No puedes reñirle a un niño por ser un niño. Los niños corren, patalean, te tiran de la falda y saltan sobre el sofá. Puedes darle directrices, pero él te mira con sus ojos, tan transparentes y brillantes como las canicas, tan quietos e inocentes, y vuelve a desviar la mirada. Y no comprende las palabras, porque, al fin y al cabo, seamos sensatos: son sólo palabras.
Échale carne al tigre o jamás se moverá. La piel necesita agua, las venas sangre, las raíces sol.
La literatura es eso: pintura sobre las uñas, las marcas sobre el sofá. Pero palabras... las palabras son tan sólo el recipiente. Escribir sin sentimiento es como gritar sin voz. El empeño ya lo has puesto, ahora falta el contenido. Ya has abierto bien la boca y tienes a Dios delante, y has conseguido que te ardan las tripas y el corazón. Bien. Ahora coge aire, baja el diafragma, traga saliva y deja salir la voz.
No puedes decirle a un niño que no es bueno ser un niño. Los niños necesitan ser niños antes que adultos. Necesitan que les riñan, y necesitan seguir cometiendo el mismo error aunque les hayas reñido. Necesitan una madre, pero eso no significa que le deban hacer caso como si fuesen soldados.
Los corazones valientes escriben frases mejores, luchan batallas más largas, vuelven siempre ganadores al hogar aunque pierdan la guerra.
Los corazones que sienten saben distinguir horas y agujas, gatos y lobos, pueblos y cielo. Saben llorar sin el llanto, nadar sin que les empujen, saltar sin saber nadar.
Se duelen y autodestruyen, pero tienen herramientas para construirse de nuevo, porque ya han visto su caída y la han visto desde dentro. Ya se conocen las cicatrices, el susto y dónde está el mando a distancia para bajar la camilla.
Caen, y caen sabiendo qué están haciendo, y no se arrepienten nunca.
Porque los niños no pueden arrepentirse de ser niños. Como un adulto no puede evitar ser un adulto, cargar con esa conciencia asfixiante de lo real de las cosas, convivir con la certeza de la muerte y compaginar trabajo, preocupación personal y compromiso familiar. Todo en ellos es sencillo y complicado, esquemático y vacío.
Aprendieron a mirar, pero nunca a comprender qué estaban viendo.

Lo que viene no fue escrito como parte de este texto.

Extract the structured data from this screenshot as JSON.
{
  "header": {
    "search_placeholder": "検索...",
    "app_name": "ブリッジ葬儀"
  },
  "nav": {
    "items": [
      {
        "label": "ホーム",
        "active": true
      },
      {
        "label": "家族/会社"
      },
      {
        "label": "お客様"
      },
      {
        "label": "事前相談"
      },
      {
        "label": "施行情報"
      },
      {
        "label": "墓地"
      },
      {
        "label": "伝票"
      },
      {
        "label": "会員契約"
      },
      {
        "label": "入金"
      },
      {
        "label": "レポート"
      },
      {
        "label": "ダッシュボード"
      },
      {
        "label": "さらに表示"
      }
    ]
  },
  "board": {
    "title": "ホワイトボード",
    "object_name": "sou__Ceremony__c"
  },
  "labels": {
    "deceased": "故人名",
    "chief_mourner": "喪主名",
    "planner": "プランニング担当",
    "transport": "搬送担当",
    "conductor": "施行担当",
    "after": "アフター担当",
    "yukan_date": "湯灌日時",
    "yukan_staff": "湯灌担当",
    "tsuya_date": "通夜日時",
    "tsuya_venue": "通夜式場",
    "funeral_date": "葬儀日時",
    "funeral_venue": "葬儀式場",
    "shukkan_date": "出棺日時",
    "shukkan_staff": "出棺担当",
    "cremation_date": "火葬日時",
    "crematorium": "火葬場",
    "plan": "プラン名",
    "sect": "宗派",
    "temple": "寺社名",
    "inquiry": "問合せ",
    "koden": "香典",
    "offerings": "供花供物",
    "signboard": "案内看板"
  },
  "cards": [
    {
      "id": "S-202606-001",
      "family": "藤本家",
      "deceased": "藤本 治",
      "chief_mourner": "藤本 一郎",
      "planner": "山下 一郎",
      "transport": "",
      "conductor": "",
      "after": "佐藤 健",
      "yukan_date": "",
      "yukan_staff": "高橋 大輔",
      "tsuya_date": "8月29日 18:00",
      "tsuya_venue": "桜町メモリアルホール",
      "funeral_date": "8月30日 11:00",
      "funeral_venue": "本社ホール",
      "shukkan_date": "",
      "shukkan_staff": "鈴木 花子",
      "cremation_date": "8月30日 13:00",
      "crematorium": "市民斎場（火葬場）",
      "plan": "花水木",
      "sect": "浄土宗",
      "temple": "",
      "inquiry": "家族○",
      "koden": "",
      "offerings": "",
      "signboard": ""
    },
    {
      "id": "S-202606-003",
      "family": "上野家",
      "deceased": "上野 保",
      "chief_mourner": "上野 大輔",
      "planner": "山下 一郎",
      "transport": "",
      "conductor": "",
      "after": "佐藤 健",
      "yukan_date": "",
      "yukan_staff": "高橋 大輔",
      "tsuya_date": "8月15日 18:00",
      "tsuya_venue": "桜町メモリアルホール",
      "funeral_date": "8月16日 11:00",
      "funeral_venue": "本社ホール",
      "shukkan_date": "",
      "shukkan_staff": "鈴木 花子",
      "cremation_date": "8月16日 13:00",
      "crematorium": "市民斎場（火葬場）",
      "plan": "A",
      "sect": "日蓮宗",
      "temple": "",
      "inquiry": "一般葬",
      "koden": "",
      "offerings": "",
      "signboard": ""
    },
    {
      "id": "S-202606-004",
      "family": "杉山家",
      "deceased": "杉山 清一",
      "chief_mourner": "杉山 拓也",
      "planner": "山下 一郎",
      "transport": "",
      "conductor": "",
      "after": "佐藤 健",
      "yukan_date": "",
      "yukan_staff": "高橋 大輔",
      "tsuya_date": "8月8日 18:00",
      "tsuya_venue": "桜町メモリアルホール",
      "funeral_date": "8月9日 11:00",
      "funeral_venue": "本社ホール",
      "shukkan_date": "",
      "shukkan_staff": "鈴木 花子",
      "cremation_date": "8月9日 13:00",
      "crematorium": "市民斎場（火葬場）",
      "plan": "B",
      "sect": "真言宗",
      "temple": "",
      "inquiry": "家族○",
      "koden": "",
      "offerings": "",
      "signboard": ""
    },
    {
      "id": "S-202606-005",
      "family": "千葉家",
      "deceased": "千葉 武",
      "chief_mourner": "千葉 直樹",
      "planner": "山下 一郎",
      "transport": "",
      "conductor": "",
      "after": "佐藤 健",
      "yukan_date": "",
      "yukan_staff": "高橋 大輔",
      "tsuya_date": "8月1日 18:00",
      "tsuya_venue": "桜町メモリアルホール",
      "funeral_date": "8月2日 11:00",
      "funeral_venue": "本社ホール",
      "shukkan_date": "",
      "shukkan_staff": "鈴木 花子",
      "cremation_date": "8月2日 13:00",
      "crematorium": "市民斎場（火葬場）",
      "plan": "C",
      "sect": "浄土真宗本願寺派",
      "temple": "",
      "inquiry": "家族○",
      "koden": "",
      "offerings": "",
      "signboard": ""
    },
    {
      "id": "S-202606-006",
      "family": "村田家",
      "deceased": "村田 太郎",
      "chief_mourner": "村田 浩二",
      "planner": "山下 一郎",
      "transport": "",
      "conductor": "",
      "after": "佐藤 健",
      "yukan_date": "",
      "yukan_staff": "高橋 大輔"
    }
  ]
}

Los niños viven a base de cardenales y manchas, de desorden y de historias, pero lo comprenden todo. Y lo comprenden porque lo viven, lo sienten, lo sueñan, lo buscan, lo persiguen y lo aman. Y es imposible entender aquello que no se ama.

PD: Quiero dedicarle esta entrada a Alberto Martín Antón, que, como yo, sabe que el corazón es capaz de gritar tanto como para dejar sordo. Te quiero, Albert.